Valpolicella fut en Italie un des premiers à reprendre l’expérience d’observation de Beaumont et de Tocqueville, dans une étude qui discutait Delle prigioni e del loro migliore ordinamento (Des prisons et de leur meilleure organisation, NdT). Des prisons comme l’Ucciardone de Palerme représentaient la nouvelle tendance qui associait le contrôle, la surveillance constante, aux règles du silence et de l’isolement cellulaire. En somme, du travail et de la solitude, du silence et de l’isolement.

D’un côté les mesures semblèrent à Tocqueville efficaces, mais elles enregistraient un reflet inquiétant de la possible dérive de l’état social. Ce qui le surprenait favorablement aux Etats-Unis, mais provoquait son inquiétude, était l’égalité des conditions. Le principe de l’annulation immédiate des classes se trouvait déplacé et reproposé sur le plan racial, avec l’esclavage des Africains et l’asservissement des natifs américains. Il y a beaucoup à apprendre de ce livre. Il suffit de rappeler ici les limites de cette démocratie, c’est-à-dire le malaise de la liberté exposée à la "tyrannie de la majorité" rendue encore plus explicite par le raidissement de la volonté populaire, séquestrée par le despotisme de la représentation gouvernementale.

Des relations de pouvoir jouées au nom de la liberté et de l’égalité des conditions, qui n’arrivent pas à se conjuguer dans une image de justice.

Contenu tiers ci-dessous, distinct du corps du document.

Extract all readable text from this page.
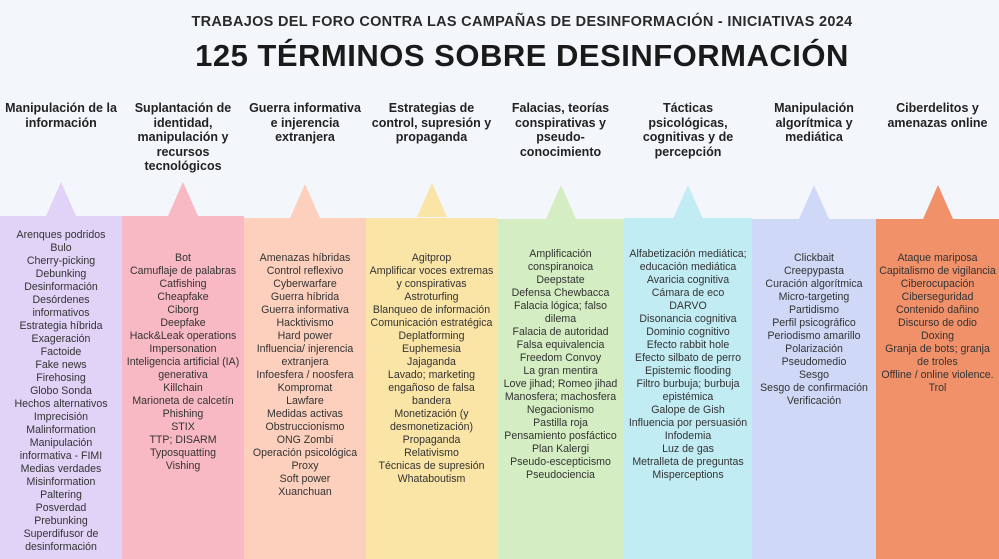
TRABAJOS DEL FORO CONTRA LAS CAMPAÑAS DE DESINFORMACIÓN - INICIATIVAS 2024
125 TÉRMINOS SOBRE DESINFORMACIÓN
Manipulación de la información
Arenques podridos
Bulo
Cherry-picking
Debunking
Desinformación
Desórdenes informativos
Estrategia híbrida
Exageración
Factoide
Fake news
Firehosing
Globo Sonda
Hechos alternativos
Imprecisión
Malinformation
Manipulación informativa - FIMI
Medias verdades
Misinformation
Paltering
Posverdad
Prebunking
Superdifusor de desinformación
Suplantación de identidad, manipulación y recursos tecnológicos
Bot
Camuflaje de palabras
Catfishing
Cheapfake
Ciborg
Deepfake
Hack&Leak operations
Impersonation
Inteligencia artificial (IA) generativa
Killchain
Marioneta de calcetín
Phishing
STIX
TTP; DISARM
Typosquatting
Vishing
Guerra informativa e injerencia extranjera
Amenazas híbridas
Control reflexivo
Cyberwarfare
Guerra híbrida
Guerra informativa
Hacktivismo
Hard power
Influencia/ injerencia extranjera
Infoesfera / noosfera
Kompromat
Lawfare
Medidas activas
Obstruccionismo
ONG Zombi
Operación psicológica
Proxy
Soft power
Xuanchuan
Estrategias de control, supresión y propaganda
Agitprop
Amplificar voces extremas y conspirativas
Astroturfing
Blanqueo de información
Comunicación estratégica
Deplatforming
Euphemesia
Jajaganda
Lavado; marketing engañoso de falsa bandera
Monetización (y desmonetización)
Propaganda
Relativismo
Técnicas de supresión
Whataboutism
Falacias, teorías conspirativas y pseudo-conocimiento
Amplificación conspiranoica
Deepstate
Defensa Chewbacca
Falacia lógica; falso dilema
Falacia de autoridad
Falsa equivalencia
Freedom Convoy
La gran mentira
Love jihad; Romeo jihad
Manosfera; machosfera
Negacionismo
Pastilla roja
Pensamiento posfáctico
Plan Kalergi
Pseudo-escepticismo
Pseudociencia
Tácticas psicológicas, cognitivas y de percepción
Alfabetización mediática; educación mediática
Avaricia cognitiva
Cámara de eco
DARVO
Disonancia cognitiva
Dominio cognitivo
Efecto rabbit hole
Efecto silbato de perro
Epistemic flooding
Filtro burbuja; burbuja epistémica
Galope de Gish
Influencia por persuasión
Infodemia
Luz de gas
Metralleta de preguntas
Misperceptions
Manipulación algorítmica y mediática
Clickbait
Creepypasta
Curación algorítmica
Micro-targeting
Partidismo
Perfil psicográfico
Periodismo amarillo
Polarización
Pseudomedio
Sesgo
Sesgo de confirmación
Verificación
Ciberdelitos y amenazas online
Ataque mariposa
Capitalismo de vigilancia
Ciberocupación
Ciberseguridad
Contenido dañino
Discurso de odio
Doxing
Granja de bots; granja de troles
Offline / online violence.
Trol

Une liberté et une égalité qui sont telles de principe mais d’aucune pratique qui puisse renvoyer au soin que l’on prend de soi-même et des autres dans un rapport entre droits et sentiments. Une liberté bonne d’isolement et de silence, telle qu’on la demandait au travail carcéral. La même "éducation" se présentait sur le plan social comme indifférence et auto réclusion dans ses propres avantages. Une liberté de fourgon cellulaire.

La question est : que signifie être libre en démocratie si la liberté elle-même en a été l’obstacle dégénératif ? L’admonestation platonique n’est pas si inadaptée. Pour l’abandonner, il convient de se confronter avec des modèles différents de démocratie. Il y en a plus d’une, sur cela on ne peut pas se tromper, comme il y a plus d’une expression de la liberté, quand on la comprend dans l’exercice du droit et qu’on la ressent comme un sentiment de justice. L’Europe est aux prises avec sa Constitution, qui ressemble plutôt à un Statut sociétaire, il convient de se confronter sur les droits et les sentiments, encore plus sur le droit des sentiments, il en va de l’image de la démocratie et des pratiques de liberté.